Parliamentary Committee: Tabling ‘Inquiry into bio-toxin related illnesses in Australia’ Report
(North Sydney) (09:31): On behalf of the Standing Committee on Health, Aged Care and Sport I present the committee’s Report on the inquiry into biotoxin-related illnesses in Australia, together with the minutes of proceedings.
Report made a parliamentary paper in accordance with standing order 39(e).
by leave—Mould is a naturally occurring part of the environment and is harmless to most people. For some, mould may cause an allergic reaction that is usually temporary. In rare cases an infection can occur. In addition, some individuals have described experiencing a range of often-debilitating cognitive and physical symptoms which they have linked to being exposed to mould or a water-damaged building. This experience has been described as chronic inflammatory response syndrome, or CIRS. This report outlines seven recommendations which pertain to mould, CIRS-like symptoms and unexplained and complex illness more broadly.
Firstly, the committee has recommended the Australian government produce and publish information on and conduct further research into dampness and mould in the built environment. Specifically, this research should cover the health impacts, prevalence and effective methods of prevention and remediation of dampness and mould. To ensure quality and consistency of method, the committee has recommended greater regulatory oversight of the mould testing and remediation industries. In addition to helping prevent buildings becoming significantly damp or mouldy in the first instance, the committee has recommended a review of the adequacy of existing building standards and codes. A number of individuals provided personal accounts of living in a rental property with mould or water damage and also experiencing significant health issues. To enable prospective tenants to make an informed decision about their living arrangements, the committee has recommended they be provided with information about disclosure and rectification of any previous or existing mould or water damage in a property before entering into a residential leasing agreement.
Throughout this inquiry, the committee heard that people presenting with numerous symptoms that are seemingly unrelated have had difficulty in finding a diagnosis and treatment. Consequently, many of these people spend considerable time, money and effort consulting multiple doctors without success. To help address this issue, the committee has recommended the Department of Health conduct a review into the treatment of patients who present with complex illness that is difficult to diagnose. This review should consider issues including how to provide these patients with effective and timely treatment and what further support for medical professionals is needed so they can effectively assist these patients.
The committee has recommended research be commissioned into CIRS-like symptoms in order to assist in the diagnosis, treatment and management of CIRS and also examine any links CIRS may have with mould and biotoxins. In addition, the committee recommended the development of clinical guidelines for general practitioners for CIRS-like conditions to help ensure a consistent and evidence based approach to the diagnosis and treatment of patients presenting with these symptoms. Developing clinical guidelines in consultation with patient groups, medical practitioners and health bodies will ensure they are effective and targeted.

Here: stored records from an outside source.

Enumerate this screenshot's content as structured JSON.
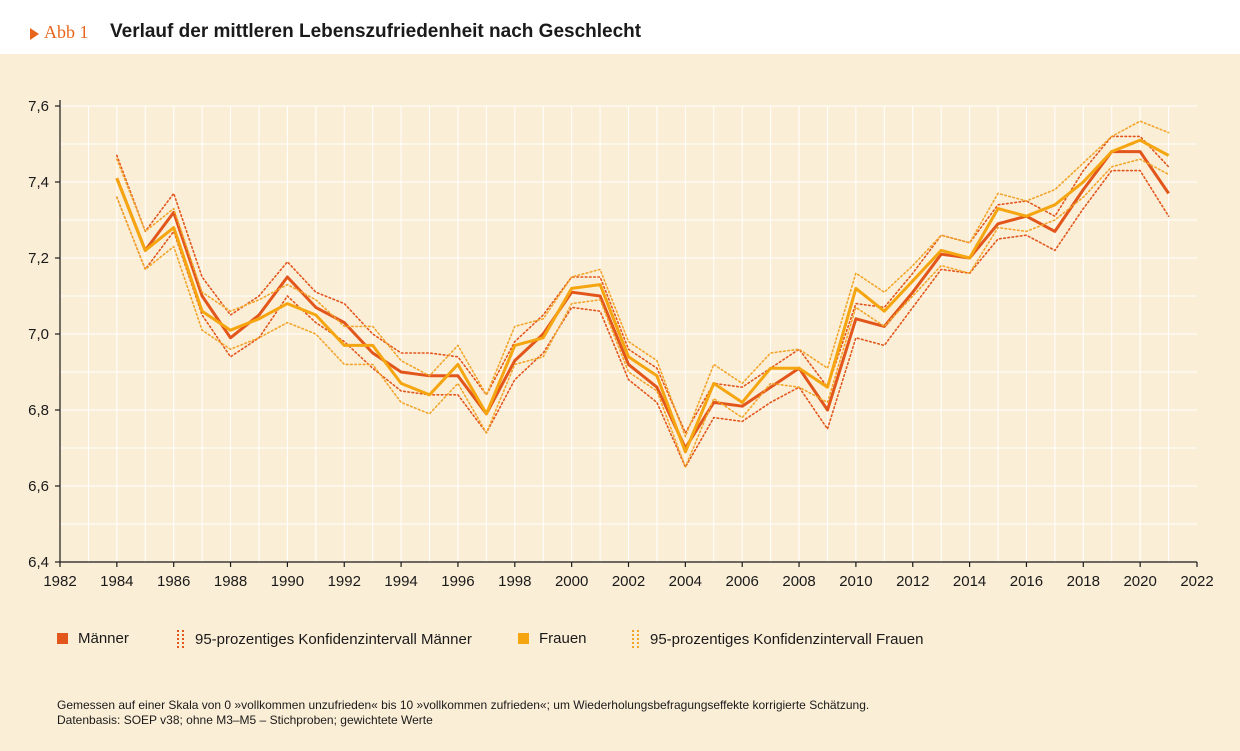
{
  "header": {
    "fig_label": "Abb 1",
    "title": "Verlauf der mittleren Lebenszufriedenheit nach Geschlecht"
  },
  "colors": {
    "maenner": "#e2561c",
    "frauen": "#f5a50f",
    "maenner_ci": "#e2561c",
    "frauen_ci": "#f2a52a",
    "grid": "#ffffff",
    "axis": "#1a1a1a"
  },
  "chart_data": {
    "type": "line",
    "title": "Verlauf der mittleren Lebenszufriedenheit nach Geschlecht",
    "xlabel": "",
    "ylabel": "",
    "xlim": [
      1982,
      2022
    ],
    "ylim": [
      6.4,
      7.6
    ],
    "x_ticks": [
      "1982",
      "1984",
      "1986",
      "1988",
      "1990",
      "1992",
      "1994",
      "1996",
      "1998",
      "2000",
      "2002",
      "2004",
      "2006",
      "2008",
      "2010",
      "2012",
      "2014",
      "2016",
      "2018",
      "2020",
      "2022"
    ],
    "y_ticks": [
      "6,4",
      "6,6",
      "6,8",
      "7,0",
      "7,2",
      "7,4",
      "7,6"
    ],
    "grid": true,
    "x": [
      1984,
      1985,
      1986,
      1987,
      1988,
      1989,
      1990,
      1991,
      1992,
      1993,
      1994,
      1995,
      1996,
      1997,
      1998,
      1999,
      2000,
      2001,
      2002,
      2003,
      2004,
      2005,
      2006,
      2007,
      2008,
      2009,
      2010,
      2011,
      2012,
      2013,
      2014,
      2015,
      2016,
      2017,
      2018,
      2019,
      2020,
      2021
    ],
    "series": [
      {
        "name": "Männer",
        "style": "solid",
        "values": [
          7.41,
          7.22,
          7.32,
          7.1,
          6.99,
          7.05,
          7.15,
          7.07,
          7.03,
          6.95,
          6.9,
          6.89,
          6.89,
          6.79,
          6.93,
          7.0,
          7.11,
          7.1,
          6.92,
          6.86,
          6.7,
          6.82,
          6.81,
          6.86,
          6.91,
          6.8,
          7.04,
          7.02,
          7.11,
          7.21,
          7.2,
          7.29,
          7.31,
          7.27,
          7.38,
          7.48,
          7.48,
          7.37
        ]
      },
      {
        "name": "95-prozentiges Konfidenzintervall Männer (oben)",
        "style": "dotted",
        "values": [
          7.47,
          7.27,
          7.37,
          7.15,
          7.05,
          7.1,
          7.19,
          7.11,
          7.08,
          7.0,
          6.95,
          6.95,
          6.94,
          6.84,
          6.98,
          7.05,
          7.15,
          7.15,
          6.96,
          6.91,
          6.74,
          6.87,
          6.86,
          6.91,
          6.96,
          6.86,
          7.08,
          7.07,
          7.16,
          7.26,
          7.24,
          7.34,
          7.35,
          7.31,
          7.43,
          7.52,
          7.52,
          7.44
        ]
      },
      {
        "name": "95-prozentiges Konfidenzintervall Männer (unten)",
        "style": "dotted",
        "values": [
          7.36,
          7.17,
          7.27,
          7.05,
          6.94,
          6.99,
          7.1,
          7.03,
          6.98,
          6.91,
          6.85,
          6.84,
          6.84,
          6.74,
          6.88,
          6.95,
          7.07,
          7.06,
          6.88,
          6.82,
          6.65,
          6.78,
          6.77,
          6.82,
          6.86,
          6.75,
          6.99,
          6.97,
          7.07,
          7.17,
          7.16,
          7.25,
          7.26,
          7.22,
          7.33,
          7.43,
          7.43,
          7.31
        ]
      },
      {
        "name": "Frauen",
        "style": "solid",
        "values": [
          7.41,
          7.22,
          7.28,
          7.06,
          7.01,
          7.04,
          7.08,
          7.05,
          6.97,
          6.97,
          6.87,
          6.84,
          6.92,
          6.79,
          6.97,
          6.99,
          7.12,
          7.13,
          6.94,
          6.89,
          6.69,
          6.87,
          6.82,
          6.91,
          6.91,
          6.86,
          7.12,
          7.06,
          7.14,
          7.22,
          7.2,
          7.33,
          7.31,
          7.34,
          7.4,
          7.48,
          7.51,
          7.47
        ]
      },
      {
        "name": "95-prozentiges Konfidenzintervall Frauen (oben)",
        "style": "dotted",
        "values": [
          7.46,
          7.27,
          7.33,
          7.11,
          7.06,
          7.09,
          7.13,
          7.09,
          7.02,
          7.02,
          6.93,
          6.89,
          6.97,
          6.84,
          7.02,
          7.04,
          7.15,
          7.17,
          6.98,
          6.93,
          6.73,
          6.92,
          6.87,
          6.95,
          6.96,
          6.91,
          7.16,
          7.11,
          7.18,
          7.26,
          7.24,
          7.37,
          7.35,
          7.38,
          7.45,
          7.52,
          7.56,
          7.53
        ]
      },
      {
        "name": "95-prozentiges Konfidenzintervall Frauen (unten)",
        "style": "dotted",
        "values": [
          7.36,
          7.17,
          7.23,
          7.01,
          6.96,
          6.99,
          7.03,
          7.0,
          6.92,
          6.92,
          6.82,
          6.79,
          6.87,
          6.74,
          6.92,
          6.94,
          7.08,
          7.09,
          6.9,
          6.85,
          6.65,
          6.83,
          6.78,
          6.87,
          6.86,
          6.82,
          7.07,
          7.02,
          7.1,
          7.18,
          7.16,
          7.28,
          7.27,
          7.3,
          7.36,
          7.44,
          7.46,
          7.42
        ]
      }
    ]
  },
  "legend": {
    "maenner": "Männer",
    "maenner_ci": "95-prozentiges Konfidenzintervall Männer",
    "frauen": "Frauen",
    "frauen_ci": "95-prozentiges Konfidenzintervall Frauen"
  },
  "notes": {
    "line1": "Gemessen auf einer Skala von 0 »vollkommen unzufrieden« bis 10 »vollkommen zufrieden«; um Wiederholungsbefragungseffekte korrigierte Schätzung.",
    "line2": "Datenbasis: SOEP v38; ohne M3–M5 – Stichproben; gewichtete Werte"
  }
}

This report has tackled a difficult area of health and public policy. CIRS is not a syndrome broadly recognised by health experts in Australia. Yet the committee heard heartbreaking evidence from individuals who suffer from multiple and often severely debilitating symptoms which they link to mould exposure. Often those symptoms have ruined lives, making employment and normal social interaction near impossible. We owe it to those Australians to do more to ensure their very real health needs are better understood and treated.
I want to thank my fellow committee members, particularly the member for Robertson, for their collective work in the preparation of this report. I also extend my thanks to the many experts and patients that gave of their time to provide testimony, often about very personal stories which were hard to talk about in a committee environment. Finally, the committee has been well served, as usual, by the committee staff, who perform their roles with great dedication and professionalism. I commend the report to the House.